- Born: Christine A. Abraham February 22, 1964 (age 62) Temple City, California, US
- Origin: United States
- Genre: Opera

= Christine Abraham =

American mezzo-soprano singer (born 1964)

Christine A. Abraham (born February 22, 1964) is an American mezzo-soprano and voice teacher. She had an active performance career in operas and concerts from the late 1980s through the 2000s. She created roles in the world premieres of several operas; including David Carlson's The Midnight Angel (1993), Stephen Paulus's The Woman at Otowi Crossing (1995), Peter Lieberson's Ashoka's Dream (1997), Stephen Hartke's The Greater Good, or the Passion of Boule de Suif (2006), and Carlson's Anna Karenina (2007). Since 2010 her career has shifted towards teaching singing. She currently teaches at the San Francisco Conservatory of Music and California State University.

==Early life and education==
Abraham was born on February 22, 1964, in Temple City, California, the daughter of Wayne and Alice Abraham. Raised in Palo Alto, California, she graduated from Gunn High School. She studied at the San Francisco Conservatory of Music (SFCM) where she gave her senior year recital in March 1987. She was a soloist in the SFCM's performance of Handel's Messiah at Davies Symphony Hall in December 1986. In January 1987, she performed Elam Sprenkle's Six Songs for Mezzo-Soprano and Brass Quintet with the New Albion Brass.

Abraham pursued further studies at the Music Academy of the West in Los Angeles where she sang in a concert honoring Lotte Lehmann in August 1988. Sometime before this she spent a summer studying at the American Institute of Musical Studies in Graz where she met the flautist Trygve Peterson. They married on December 30, 1988. She entered the graduate music program at the Manhattan School of Music (MSM) where she studied voice with Patricia McCaffrey and Cynthia Hoffmann. She graduated with a master of music in vocal performance. While at the MSM she performed the role of Christoph Rilke in the United States premiere of Siegfried Matthus's Die Weise von Liebe und Tod des Cornets Christoph Rilke in December 1990. In 1992 she participated in a masterclass open to the public given by Hermann Prey at the 92nd Street Y.

==Career==
In 1988, Abraham was a soloist in a concert of music by Joseph Haydn with Florilegium Chamber Choir at Merkin Concert Hall. In April 1990, she performed in Jerome Kern's The Cat and the Fiddle at Weill Recital Hall. In 1991 and 1992, she was a member of the young artist program at the Santa Fe Opera where she appeared as a peasant girl in The Marriage of Figaro . She portrayed the Mother in Amahl and the Night Visitors (1992) and Dorabella in Mozart's Così fan tutte (1993) with the Orlando Opera Company. In 1992, she performed as a soloist in three cantatas by Johann Sebastian Bach with the Berkshire Bach Society and the St. Cecilia Orchestra: Bleib bei uns, denn es will Abend werden, BWV 6, Liebster Gott, wenn werd ich sterben, BWV 8, and Jesu, der du meine Seele, BWV 78.

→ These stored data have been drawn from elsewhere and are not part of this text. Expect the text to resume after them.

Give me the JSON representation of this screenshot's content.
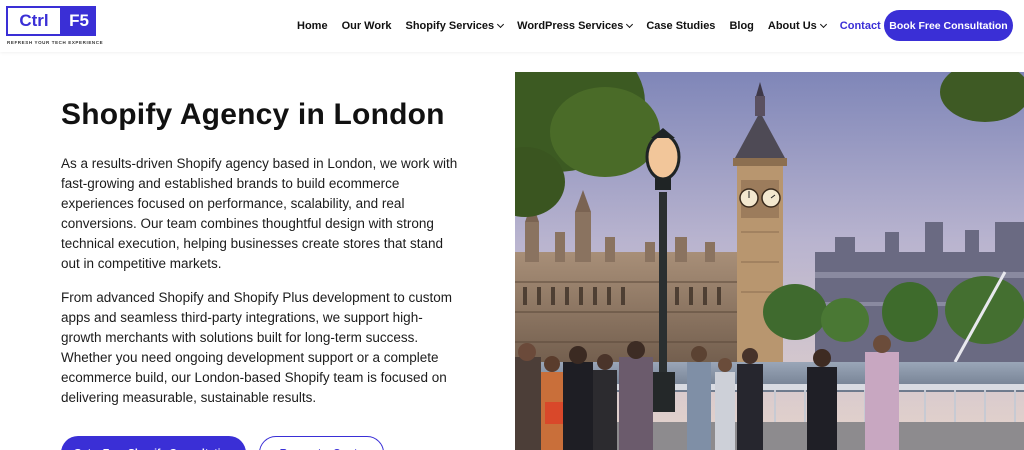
{
  "header": {
    "logo": {
      "left": "Ctrl",
      "right": "F5",
      "tagline": "REFRESH YOUR TECH EXPERIENCE"
    },
    "nav": [
      {
        "label": "Home",
        "dropdown": false
      },
      {
        "label": "Our Work",
        "dropdown": false
      },
      {
        "label": "Shopify Services",
        "dropdown": true
      },
      {
        "label": "WordPress Services",
        "dropdown": true
      },
      {
        "label": "Case Studies",
        "dropdown": false
      },
      {
        "label": "Blog",
        "dropdown": false
      },
      {
        "label": "About Us",
        "dropdown": true
      },
      {
        "label": "Contact Us",
        "dropdown": false,
        "active": true
      }
    ],
    "cta_label": "Book Free Consultation"
  },
  "hero": {
    "title": "Shopify Agency in London",
    "paragraph_1": "As a results-driven Shopify agency based in London, we work with fast-growing and established brands to build ecommerce experiences focused on performance, scalability, and real conversions. Our team combines thoughtful design with strong technical execution, helping businesses create stores that stand out in competitive markets.",
    "paragraph_2": "From advanced Shopify and Shopify Plus development to custom apps and seamless third-party integrations, we support high-growth merchants with solutions built for long-term success. Whether you need ongoing development support or a complete ecommerce build, our London-based Shopify team is focused on delivering measurable, sustainable results.",
    "primary_button": "Get a Free Shopify Consultation",
    "secondary_button": "Request a Quote"
  },
  "colors": {
    "accent": "#3a2fd6"
  },
  "image": {
    "subject": "london-big-ben-photo"
  }
}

In 1993, Abraham portrayed the role of Death / Angeline in the world premiere of David Carlson's opera The Midnight Angel at the Opera Theatre of Saint Louis (OTSL). She repeated this role soon after at the Glimmerglass Opera and the Sacramento Opera. In 1994, she performed the role of Susanna in Le nozze di Figaro at the Tulsa Opera with Richard Paul Fink as Figaro. That same year she appeared with Lyric Opera Cleveland as the Lady with a Hat Box in Postcard from Morocco. In 1995, she portrayed the role of the Page in Richard Strauss's Salome with the Utah Opera, and created the role of Emily in the world premiere of Stephen Paulus's The Woman at Otowi Crossing at the OTSL.

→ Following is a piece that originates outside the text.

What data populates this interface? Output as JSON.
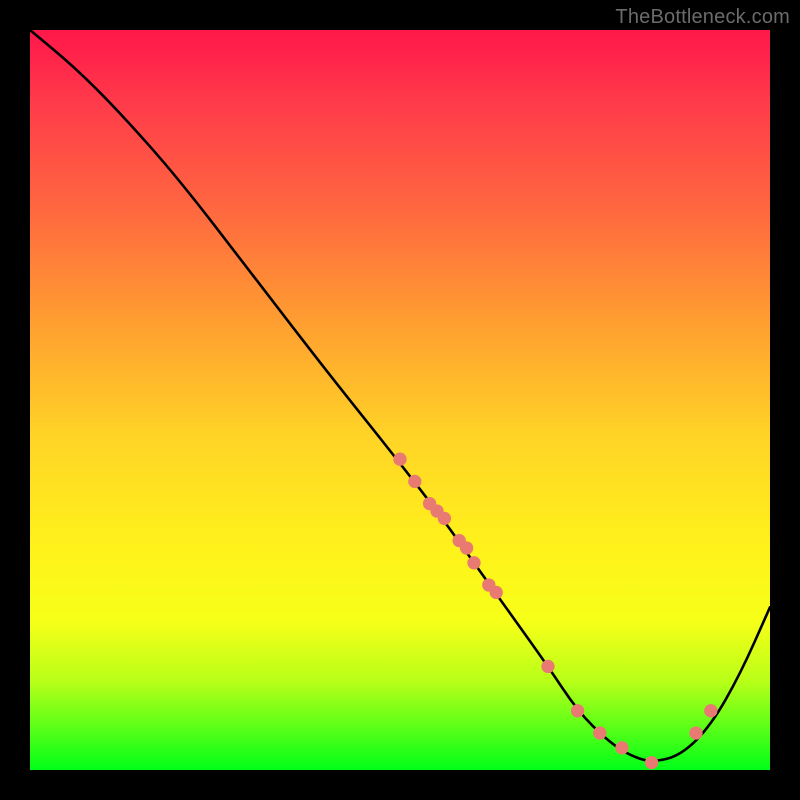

In 1996, Abraham portrayed Queen Mab in Sarasota Opera's production of La jolie fille de Perth, Miss Jessel in Benjamin Britten's The Turn of the Screw at the New York City Opera (NYCO), and returned to Glimmerglass Opera as Diana in Francesco Cavalli's La Calisto. In 1997, she portrayed Sheherazada in Tan Dun's Marco Polo at the NYCO, and performed the role of the Third Element in the world premiere of Peter Lieberson's Ashoka's Dream at the Santa Fe Opera. That same year she performed as a soloist in a truncated performance of Bach's Christmas Oratorio with the Phoenix Symphony Orchestra, and in Joseph Haydn's Harmoniemesse with the Saint Louis Symphony. In 1998, she portrayed the Muse in The Tales of Hoffmann at both the NYCO and the Opera Company of Philadelphia.

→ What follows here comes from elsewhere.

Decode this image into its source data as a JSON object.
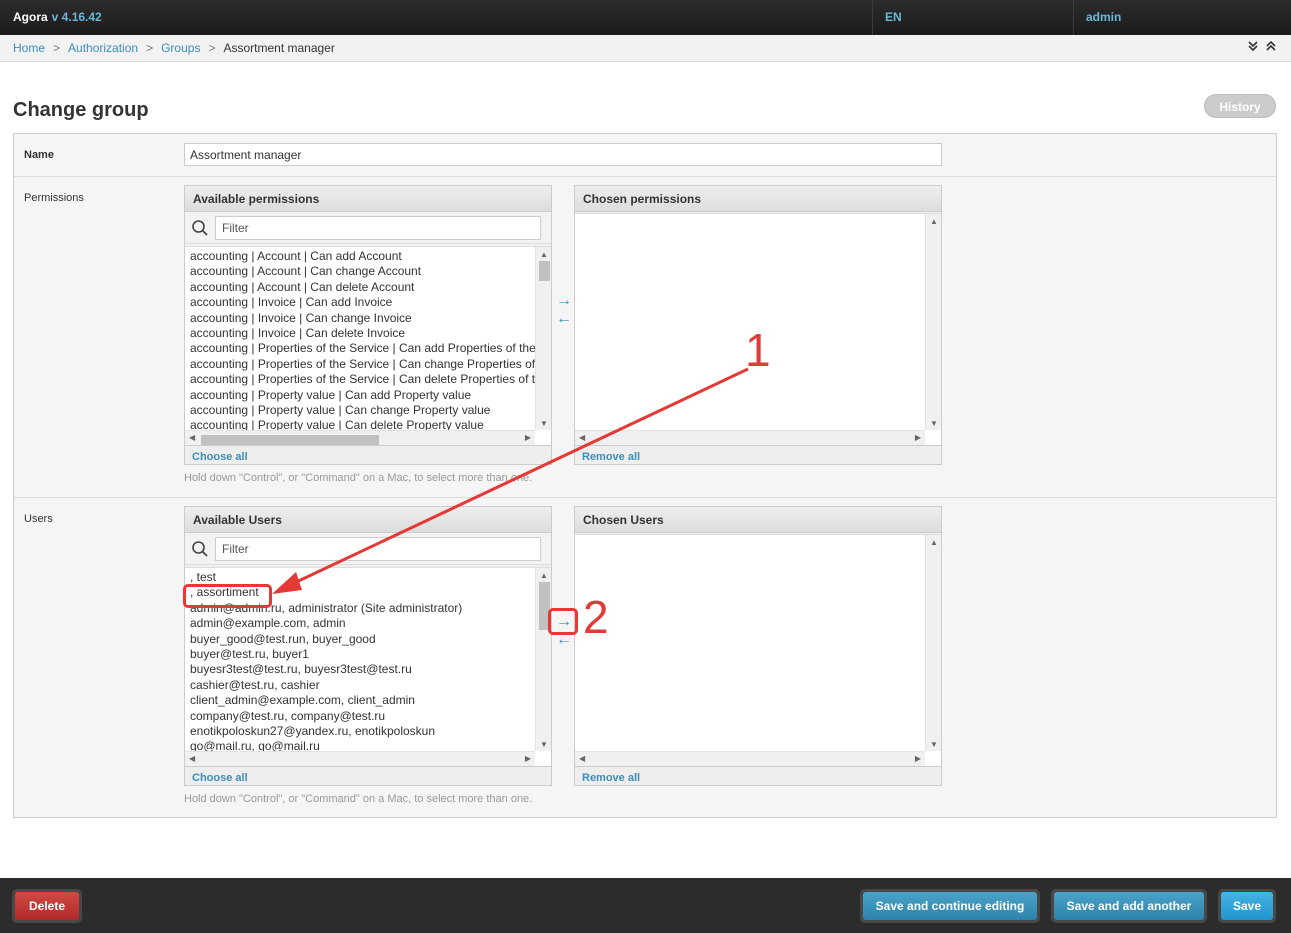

In May 1998, Abraham was a soloist in Bach's Mass in B minor given for the centennial festival of the Bach Choir of Bethlehem. She subsequently was a soloist in the St John Passion at the 1999 Bethlehem Bach Festival. In July 1999 she appeared again at Glimmerglass as Minerva in Il ritorno d'Ulisse in patria. In 2000 she portrayed the title roles in Rossini's La Cenerentola with the Santa Barbara Grand Opera, Valencienne in The Merry Widow with Utah Opera, and the title part in Jacopo Peri's Euridice with the Long Beach Opera. That same year she was a soloist in Prokofiev's Alexander Nevsky with the Phoenix Symphony, Mozart's Great Mass in C minor, K. 427 with the Vermont Symphony Orchestra, and in Bach's St. Matthew Passion at the Baldwin-Wallace College Bach Festival (BWCBF). She later returned to BWCBF as a soloist in the St John Passion in 2002 again in the St. Matthew Passion in 2004 and 2008, and the Mass in B minor in 2005.

In 2001, Abraham returned to Glimmerglass as Lazuli in L'étoile, and portrayed Katarina in Tod Machover's Resurrection with the Boston Lyric Opera. In 2002 she performed a concert of Mozart arias with the Philadelphia Orchestra. She portrayed Ida in Die Fledermaus at the Metropolitan Opera during its 2002–2003 season.

In 2003, Abraham portrayed Cherubino in The Marriage of Figaro with Opera Grand Rapids, Despina in Così fan tutte with the Toledo Opera, Bradamante in Alcina with Boston Baroque, and Mila in Leoš Janáček's Osud at the Bard Music Festival with the American Symphony Orchestra led by Leon Botstein. In 2004, she portrayed Blanche in Dialogues of the Carmelites with the Palm Beach Opera, and Sesto in Giulio Cesare with the Utah Opera. She performed the role of Mme. Carre-Lamadon in the world premiere of Stephen Hartke's The Greater Good, or the Passion of Boule de Suif at Glimmerglass in 2006. In 2007, she created the role of Dolly in the world premiere of David Carlson's Anna Karenina with the Florida Grand Opera. In 2008, she performed the role of Rosina in The Barber of Seville at the Hawaii Opera Theatre. While an Adler Fellow at the San Francisco Opera, she performed music composed for the Final Fantasy video games by Nobuo Uematsu with the San Francisco Symphony in 2009.

Abraham works as a voice teaches at the San Francisco Conservatory of Music, California State University East Bay, and privately in San Leandro, California.